7. Toyota Corolla (E80)
Het heeft even geduurd, maar in 1983 ontdekt ook Toyota dat voorwielaandrijving met een dwarsgeplaatste motor de ideale lay-out is voor een compacte middenklasser. Bovendien is de Corolla van deze generatie in de basis een driedeurs hatchback. Eerlijk is eerlijk: sinds 1978 heeft Toyota ook een compacte voorwielaandrijver in het assortiment. Alleen is de motor van deze Toyota Tercel in lengterichting geplaatst. Na de komst van de Toyota Corolla E80 in 1983 is de Tercel eigenlijk een onnodig model in het gamma. Want die Toyota Corolla E80 oogt zó vlot en is zó modern, dat de Toyota Corolla ineens hip is. De viercilinder 1,3-liter motor heeft 3 kleppen per cilinder: 2 inlaatkleppen en 1 uitlaatklep. Onder de kap van de Corolla 1.6 ligt zelfs een zestienklepper. Het resulteert in uitstekende prestaties en een gunstig verbruik. De spreekwoordelijke betrouwbaarheid blijft ondanks alle nieuwerwetse toestanden onaangetast. Ook van deze Toyota Corolla zijn weer talloze carrosserievarianten. Naast de hatchback (3- en 5-deurs) kun je in Nederland kiezen uit een sedan, een stationwagon en een liftback. Helaas zijn de meeste Corolla’s naar het buitenland geëxporteerd of gewoon weggeroest. Als je al een exemplaar van deze generatie vindt, is het meestal een sedan met automatische versnellingsbak.

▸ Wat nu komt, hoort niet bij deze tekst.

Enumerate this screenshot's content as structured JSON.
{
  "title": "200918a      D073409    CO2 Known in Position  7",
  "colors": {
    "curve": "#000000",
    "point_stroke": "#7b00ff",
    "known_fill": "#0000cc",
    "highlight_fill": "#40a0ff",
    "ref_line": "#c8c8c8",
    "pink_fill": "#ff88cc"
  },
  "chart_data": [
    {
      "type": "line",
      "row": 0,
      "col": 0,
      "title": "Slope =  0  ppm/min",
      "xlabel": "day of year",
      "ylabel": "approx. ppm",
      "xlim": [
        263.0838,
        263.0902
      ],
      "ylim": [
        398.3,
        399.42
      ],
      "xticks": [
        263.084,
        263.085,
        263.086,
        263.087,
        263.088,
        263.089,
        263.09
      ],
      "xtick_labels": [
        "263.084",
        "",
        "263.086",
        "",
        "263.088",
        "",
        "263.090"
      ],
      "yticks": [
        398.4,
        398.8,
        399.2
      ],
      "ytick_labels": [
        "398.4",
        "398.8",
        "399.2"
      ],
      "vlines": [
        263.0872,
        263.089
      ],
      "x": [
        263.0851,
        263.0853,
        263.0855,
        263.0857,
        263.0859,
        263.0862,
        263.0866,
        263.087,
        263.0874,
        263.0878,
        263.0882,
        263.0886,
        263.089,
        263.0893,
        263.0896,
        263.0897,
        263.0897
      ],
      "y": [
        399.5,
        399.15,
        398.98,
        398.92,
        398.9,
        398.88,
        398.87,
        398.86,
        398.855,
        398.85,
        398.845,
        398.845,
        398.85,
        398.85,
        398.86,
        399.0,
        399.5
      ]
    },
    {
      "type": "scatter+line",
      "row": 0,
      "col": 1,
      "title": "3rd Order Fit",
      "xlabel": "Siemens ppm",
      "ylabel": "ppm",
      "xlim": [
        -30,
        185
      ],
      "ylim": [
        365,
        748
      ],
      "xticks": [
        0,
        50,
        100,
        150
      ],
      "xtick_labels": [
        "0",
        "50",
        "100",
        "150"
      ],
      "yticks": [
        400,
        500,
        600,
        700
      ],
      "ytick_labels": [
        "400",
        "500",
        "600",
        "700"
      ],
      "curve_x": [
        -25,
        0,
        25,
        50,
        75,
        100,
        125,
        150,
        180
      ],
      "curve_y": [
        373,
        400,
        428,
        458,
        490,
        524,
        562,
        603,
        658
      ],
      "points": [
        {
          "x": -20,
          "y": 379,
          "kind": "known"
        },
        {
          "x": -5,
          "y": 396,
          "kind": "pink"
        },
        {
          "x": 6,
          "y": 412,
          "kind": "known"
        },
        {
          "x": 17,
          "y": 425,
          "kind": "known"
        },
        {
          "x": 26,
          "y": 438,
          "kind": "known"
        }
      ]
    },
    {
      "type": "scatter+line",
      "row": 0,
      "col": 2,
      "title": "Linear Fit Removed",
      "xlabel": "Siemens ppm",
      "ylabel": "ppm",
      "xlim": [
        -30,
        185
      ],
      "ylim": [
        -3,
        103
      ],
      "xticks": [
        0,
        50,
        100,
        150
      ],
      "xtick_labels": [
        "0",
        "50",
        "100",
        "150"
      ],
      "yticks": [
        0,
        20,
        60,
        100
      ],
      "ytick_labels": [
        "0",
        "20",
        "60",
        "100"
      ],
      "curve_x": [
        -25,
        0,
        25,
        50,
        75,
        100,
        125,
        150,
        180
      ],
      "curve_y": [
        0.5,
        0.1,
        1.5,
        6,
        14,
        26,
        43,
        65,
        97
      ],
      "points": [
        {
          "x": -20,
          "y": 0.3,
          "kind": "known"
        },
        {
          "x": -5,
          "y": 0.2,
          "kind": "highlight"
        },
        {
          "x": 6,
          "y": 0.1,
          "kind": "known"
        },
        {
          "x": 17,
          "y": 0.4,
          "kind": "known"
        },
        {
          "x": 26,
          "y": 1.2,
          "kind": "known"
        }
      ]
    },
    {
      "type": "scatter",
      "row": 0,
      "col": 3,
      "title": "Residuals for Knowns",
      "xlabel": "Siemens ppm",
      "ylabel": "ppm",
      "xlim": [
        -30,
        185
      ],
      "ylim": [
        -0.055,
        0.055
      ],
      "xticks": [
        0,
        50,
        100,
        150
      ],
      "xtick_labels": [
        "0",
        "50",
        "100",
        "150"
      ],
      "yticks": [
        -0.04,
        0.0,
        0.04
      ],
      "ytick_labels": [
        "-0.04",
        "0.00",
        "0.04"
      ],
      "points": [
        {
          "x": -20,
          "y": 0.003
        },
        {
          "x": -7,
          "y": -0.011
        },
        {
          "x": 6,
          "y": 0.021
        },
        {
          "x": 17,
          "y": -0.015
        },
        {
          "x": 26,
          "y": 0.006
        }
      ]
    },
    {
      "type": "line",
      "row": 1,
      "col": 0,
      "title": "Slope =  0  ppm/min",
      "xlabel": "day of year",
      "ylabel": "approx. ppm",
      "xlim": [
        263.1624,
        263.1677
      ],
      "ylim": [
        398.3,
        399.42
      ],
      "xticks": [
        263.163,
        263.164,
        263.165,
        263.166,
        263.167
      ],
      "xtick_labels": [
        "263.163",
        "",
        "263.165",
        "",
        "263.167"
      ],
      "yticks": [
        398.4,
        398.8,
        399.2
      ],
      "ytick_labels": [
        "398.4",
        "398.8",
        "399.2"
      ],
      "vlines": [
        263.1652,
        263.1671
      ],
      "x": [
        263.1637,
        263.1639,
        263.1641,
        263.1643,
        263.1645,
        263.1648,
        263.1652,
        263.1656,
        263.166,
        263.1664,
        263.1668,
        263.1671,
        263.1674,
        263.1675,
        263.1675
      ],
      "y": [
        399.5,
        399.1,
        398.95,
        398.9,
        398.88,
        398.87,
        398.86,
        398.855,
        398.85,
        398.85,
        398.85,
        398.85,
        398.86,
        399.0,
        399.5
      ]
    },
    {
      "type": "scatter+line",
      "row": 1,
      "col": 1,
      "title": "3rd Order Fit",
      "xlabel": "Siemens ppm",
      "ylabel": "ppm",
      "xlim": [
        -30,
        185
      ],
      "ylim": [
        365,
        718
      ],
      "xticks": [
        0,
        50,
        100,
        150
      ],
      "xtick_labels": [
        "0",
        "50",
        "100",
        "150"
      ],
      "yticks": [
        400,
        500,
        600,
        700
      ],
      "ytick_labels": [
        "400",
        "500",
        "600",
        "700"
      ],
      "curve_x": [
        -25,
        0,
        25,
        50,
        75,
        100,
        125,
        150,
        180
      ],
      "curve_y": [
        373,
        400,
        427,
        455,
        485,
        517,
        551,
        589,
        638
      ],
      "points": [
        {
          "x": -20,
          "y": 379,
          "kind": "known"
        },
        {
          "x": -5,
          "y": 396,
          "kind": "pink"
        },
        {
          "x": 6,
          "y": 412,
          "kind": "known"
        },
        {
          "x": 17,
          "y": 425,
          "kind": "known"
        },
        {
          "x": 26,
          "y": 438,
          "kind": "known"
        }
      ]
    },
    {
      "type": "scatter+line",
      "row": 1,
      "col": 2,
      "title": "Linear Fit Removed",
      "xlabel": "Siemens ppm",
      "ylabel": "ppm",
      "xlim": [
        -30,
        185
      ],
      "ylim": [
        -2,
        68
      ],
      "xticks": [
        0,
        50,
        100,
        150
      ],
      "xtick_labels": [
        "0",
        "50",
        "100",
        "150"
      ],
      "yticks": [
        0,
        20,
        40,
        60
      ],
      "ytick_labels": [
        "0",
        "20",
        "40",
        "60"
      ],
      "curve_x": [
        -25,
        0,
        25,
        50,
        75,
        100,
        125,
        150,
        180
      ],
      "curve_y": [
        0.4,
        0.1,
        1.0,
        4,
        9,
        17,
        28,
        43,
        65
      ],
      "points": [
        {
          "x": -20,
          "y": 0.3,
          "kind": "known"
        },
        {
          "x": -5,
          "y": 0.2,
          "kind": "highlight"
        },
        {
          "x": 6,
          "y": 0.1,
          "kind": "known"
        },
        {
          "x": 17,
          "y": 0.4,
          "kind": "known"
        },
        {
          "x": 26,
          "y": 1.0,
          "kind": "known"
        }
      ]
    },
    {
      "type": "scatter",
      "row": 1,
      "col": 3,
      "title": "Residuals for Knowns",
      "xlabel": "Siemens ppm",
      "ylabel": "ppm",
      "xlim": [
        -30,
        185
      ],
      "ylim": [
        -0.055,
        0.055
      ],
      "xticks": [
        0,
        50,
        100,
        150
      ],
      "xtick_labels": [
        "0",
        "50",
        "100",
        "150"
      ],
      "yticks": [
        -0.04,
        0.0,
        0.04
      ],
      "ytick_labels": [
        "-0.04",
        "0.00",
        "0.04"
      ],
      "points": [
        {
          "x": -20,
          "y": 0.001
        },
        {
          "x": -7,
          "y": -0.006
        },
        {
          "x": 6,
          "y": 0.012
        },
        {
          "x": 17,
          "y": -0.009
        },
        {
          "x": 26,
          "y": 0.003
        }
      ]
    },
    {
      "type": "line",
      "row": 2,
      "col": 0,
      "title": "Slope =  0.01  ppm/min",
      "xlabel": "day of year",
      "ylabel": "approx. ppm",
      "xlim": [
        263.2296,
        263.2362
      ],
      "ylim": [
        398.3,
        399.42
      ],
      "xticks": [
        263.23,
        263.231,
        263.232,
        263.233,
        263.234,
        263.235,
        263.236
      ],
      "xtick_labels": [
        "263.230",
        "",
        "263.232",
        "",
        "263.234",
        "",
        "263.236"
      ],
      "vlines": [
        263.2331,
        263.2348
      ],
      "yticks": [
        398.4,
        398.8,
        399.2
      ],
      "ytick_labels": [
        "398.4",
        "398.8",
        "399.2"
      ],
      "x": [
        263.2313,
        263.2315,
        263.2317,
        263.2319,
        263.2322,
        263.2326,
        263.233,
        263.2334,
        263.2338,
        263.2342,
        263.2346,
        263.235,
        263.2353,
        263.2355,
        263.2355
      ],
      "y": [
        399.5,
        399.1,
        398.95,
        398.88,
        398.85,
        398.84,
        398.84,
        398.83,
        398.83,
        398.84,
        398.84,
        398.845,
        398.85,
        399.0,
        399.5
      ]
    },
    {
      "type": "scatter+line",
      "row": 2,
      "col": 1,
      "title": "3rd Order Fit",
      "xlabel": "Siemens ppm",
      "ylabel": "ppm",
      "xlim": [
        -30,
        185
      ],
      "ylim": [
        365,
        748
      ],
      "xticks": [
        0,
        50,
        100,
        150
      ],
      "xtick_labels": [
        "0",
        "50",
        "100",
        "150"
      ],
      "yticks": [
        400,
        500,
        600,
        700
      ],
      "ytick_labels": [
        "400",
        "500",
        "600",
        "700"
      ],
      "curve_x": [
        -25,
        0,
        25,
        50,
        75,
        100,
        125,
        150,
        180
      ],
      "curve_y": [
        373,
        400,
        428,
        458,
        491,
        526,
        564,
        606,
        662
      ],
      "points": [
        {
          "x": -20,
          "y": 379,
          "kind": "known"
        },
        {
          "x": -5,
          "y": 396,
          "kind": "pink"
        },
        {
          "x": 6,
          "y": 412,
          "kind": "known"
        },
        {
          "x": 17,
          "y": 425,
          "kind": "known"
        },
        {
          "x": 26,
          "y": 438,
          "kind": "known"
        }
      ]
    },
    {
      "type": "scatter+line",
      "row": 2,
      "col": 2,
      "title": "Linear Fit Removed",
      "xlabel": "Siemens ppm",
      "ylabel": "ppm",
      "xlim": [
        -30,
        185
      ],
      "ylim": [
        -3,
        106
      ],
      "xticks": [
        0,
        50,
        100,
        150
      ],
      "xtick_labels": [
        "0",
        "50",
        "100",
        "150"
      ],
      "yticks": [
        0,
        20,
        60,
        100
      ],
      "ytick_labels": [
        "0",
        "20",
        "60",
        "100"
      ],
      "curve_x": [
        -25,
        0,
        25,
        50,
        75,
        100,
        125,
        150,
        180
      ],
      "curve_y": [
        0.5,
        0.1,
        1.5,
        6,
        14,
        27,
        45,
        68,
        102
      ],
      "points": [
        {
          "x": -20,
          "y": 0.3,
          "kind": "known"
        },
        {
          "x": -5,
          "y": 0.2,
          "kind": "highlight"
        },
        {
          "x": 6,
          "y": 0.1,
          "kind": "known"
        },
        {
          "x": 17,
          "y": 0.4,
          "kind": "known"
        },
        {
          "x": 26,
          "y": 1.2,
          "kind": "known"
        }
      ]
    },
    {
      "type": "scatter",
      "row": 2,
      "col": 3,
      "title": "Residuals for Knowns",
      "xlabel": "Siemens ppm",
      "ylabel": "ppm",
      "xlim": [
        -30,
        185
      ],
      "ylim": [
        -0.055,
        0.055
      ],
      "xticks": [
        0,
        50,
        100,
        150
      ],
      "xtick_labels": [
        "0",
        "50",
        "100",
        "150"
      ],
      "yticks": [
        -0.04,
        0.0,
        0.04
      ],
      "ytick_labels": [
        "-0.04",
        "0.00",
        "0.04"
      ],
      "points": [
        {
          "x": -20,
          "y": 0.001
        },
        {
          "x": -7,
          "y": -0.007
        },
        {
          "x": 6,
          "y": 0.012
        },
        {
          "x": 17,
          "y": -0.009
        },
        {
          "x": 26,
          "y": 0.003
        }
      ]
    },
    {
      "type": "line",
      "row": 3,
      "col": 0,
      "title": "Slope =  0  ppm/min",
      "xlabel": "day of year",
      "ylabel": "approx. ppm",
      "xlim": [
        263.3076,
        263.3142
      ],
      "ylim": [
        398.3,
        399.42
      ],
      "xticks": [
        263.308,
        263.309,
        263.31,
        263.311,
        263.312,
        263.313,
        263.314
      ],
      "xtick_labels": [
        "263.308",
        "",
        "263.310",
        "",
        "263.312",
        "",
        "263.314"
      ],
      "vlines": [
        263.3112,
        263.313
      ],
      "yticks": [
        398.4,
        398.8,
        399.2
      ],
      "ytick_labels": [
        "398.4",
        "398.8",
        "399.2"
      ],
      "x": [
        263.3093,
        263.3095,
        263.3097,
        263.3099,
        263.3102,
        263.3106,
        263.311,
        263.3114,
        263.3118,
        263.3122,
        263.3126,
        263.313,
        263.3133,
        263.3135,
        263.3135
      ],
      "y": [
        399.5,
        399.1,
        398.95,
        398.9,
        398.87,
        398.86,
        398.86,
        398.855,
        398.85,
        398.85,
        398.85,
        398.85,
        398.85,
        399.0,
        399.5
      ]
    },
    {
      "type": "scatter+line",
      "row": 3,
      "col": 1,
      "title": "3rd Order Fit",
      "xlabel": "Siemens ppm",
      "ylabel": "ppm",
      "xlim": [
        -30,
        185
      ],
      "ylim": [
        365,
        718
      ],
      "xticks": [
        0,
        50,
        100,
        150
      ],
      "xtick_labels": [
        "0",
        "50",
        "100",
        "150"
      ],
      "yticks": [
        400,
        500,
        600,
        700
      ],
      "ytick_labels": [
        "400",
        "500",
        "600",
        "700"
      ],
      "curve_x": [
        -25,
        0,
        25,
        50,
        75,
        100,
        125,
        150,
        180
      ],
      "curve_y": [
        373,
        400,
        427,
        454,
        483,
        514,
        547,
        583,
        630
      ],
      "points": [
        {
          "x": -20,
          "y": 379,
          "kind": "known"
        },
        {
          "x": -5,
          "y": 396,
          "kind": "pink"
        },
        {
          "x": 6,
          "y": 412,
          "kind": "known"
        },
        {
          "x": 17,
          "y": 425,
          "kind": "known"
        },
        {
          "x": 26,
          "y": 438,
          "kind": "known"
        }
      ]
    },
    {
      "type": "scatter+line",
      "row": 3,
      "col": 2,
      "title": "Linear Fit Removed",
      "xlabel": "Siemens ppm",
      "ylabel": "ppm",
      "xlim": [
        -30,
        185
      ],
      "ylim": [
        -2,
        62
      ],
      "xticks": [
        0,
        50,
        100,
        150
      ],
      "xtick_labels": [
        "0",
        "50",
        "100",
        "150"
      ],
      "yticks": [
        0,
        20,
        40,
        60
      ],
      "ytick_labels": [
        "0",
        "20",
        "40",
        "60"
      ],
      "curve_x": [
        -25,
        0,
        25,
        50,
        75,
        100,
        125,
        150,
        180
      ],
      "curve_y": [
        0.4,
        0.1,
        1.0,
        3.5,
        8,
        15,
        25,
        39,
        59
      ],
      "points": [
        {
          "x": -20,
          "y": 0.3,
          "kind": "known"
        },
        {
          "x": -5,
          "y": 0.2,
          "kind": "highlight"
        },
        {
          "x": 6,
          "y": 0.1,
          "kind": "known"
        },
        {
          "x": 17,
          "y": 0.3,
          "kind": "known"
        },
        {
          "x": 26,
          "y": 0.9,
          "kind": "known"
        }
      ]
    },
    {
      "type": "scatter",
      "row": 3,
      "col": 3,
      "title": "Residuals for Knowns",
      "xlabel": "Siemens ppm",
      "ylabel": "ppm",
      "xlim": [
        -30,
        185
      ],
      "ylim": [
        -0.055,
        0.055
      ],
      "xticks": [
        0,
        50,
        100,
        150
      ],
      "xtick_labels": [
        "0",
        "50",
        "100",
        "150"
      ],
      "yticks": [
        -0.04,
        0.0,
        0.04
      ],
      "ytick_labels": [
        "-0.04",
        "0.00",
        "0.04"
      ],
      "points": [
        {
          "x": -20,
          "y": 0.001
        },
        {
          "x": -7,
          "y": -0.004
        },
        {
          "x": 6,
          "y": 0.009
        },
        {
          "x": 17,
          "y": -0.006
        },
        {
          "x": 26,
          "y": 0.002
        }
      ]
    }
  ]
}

8. Volkswagen Golf II (september)
Voor Volkswagen was 1983 een spannend jaar. Na bijna 10 jaar kreeg de Golf I een opvolger. Uiteraard behield de bestseller zijn ijzersterke naam en het concept bleef eveneens onaangetast. Ook de Volkswagen Golf II was een compacte driedeurs of vijfdeurs hatchback met voorwielaandrijving. Wel was de Volkswagen Golf II in alle richtingen gegroeid, waardoor hij nog beter geschikt was als gezinsauto. Onder kenners geldt de tweede generatie van de Volkswagen Golf als een van de betrouwbaarste ooit. Hij was met tal van motoren leverbaar, waaronder voor het eerst een turbodiesel met maar liefst 70 pk … De Golf II was comfortabeler en stiller dan zijn voorganger, maar ook zwaarder. Voor de GTI had dat het gevolg dat hij in de basisversies minder rijplezier bood. Voor écht vlotte prestaties moest je minimaal de Golf 1.8 GTI 16V (139 pk) of de GTI G60 (160 pk) met G-compressor hebben. Met een kleine facelift in 1987 (driehoeksruitje verdween, buitenspiegels werden verplaatst en de grille werd aangepast) hield ook de Volkswagen Golf II het negen jaar vol. Er werden wereldwijd ongeveer 6,3 miljoen van verkocht, 400.000 minder dan van de Golf I. Dat is wellicht te wijten aan het ontbreken van een cabrioversie. In Nederland moest de Golf II altijd de Opel Kadett E voor zich dulden in de verkoopstatistieken. Het is daarentegen veel gemakkelijker om een Volkswagen Golf II te scoren dan een Kadett E. Dat heeft vast iets te maken met de betere corrosiebescherming die de Golf af fabriek kreeg. De kunst is echter om een originele Volkswagen Golf II te vinden. Aan de meeste is wel het een en ander aangepast. Basisversies als een 1.3 C zijn nog heel betaalbaar, voor goede GTI’s worden prijzen tot wel 30.000 euro gevraagd.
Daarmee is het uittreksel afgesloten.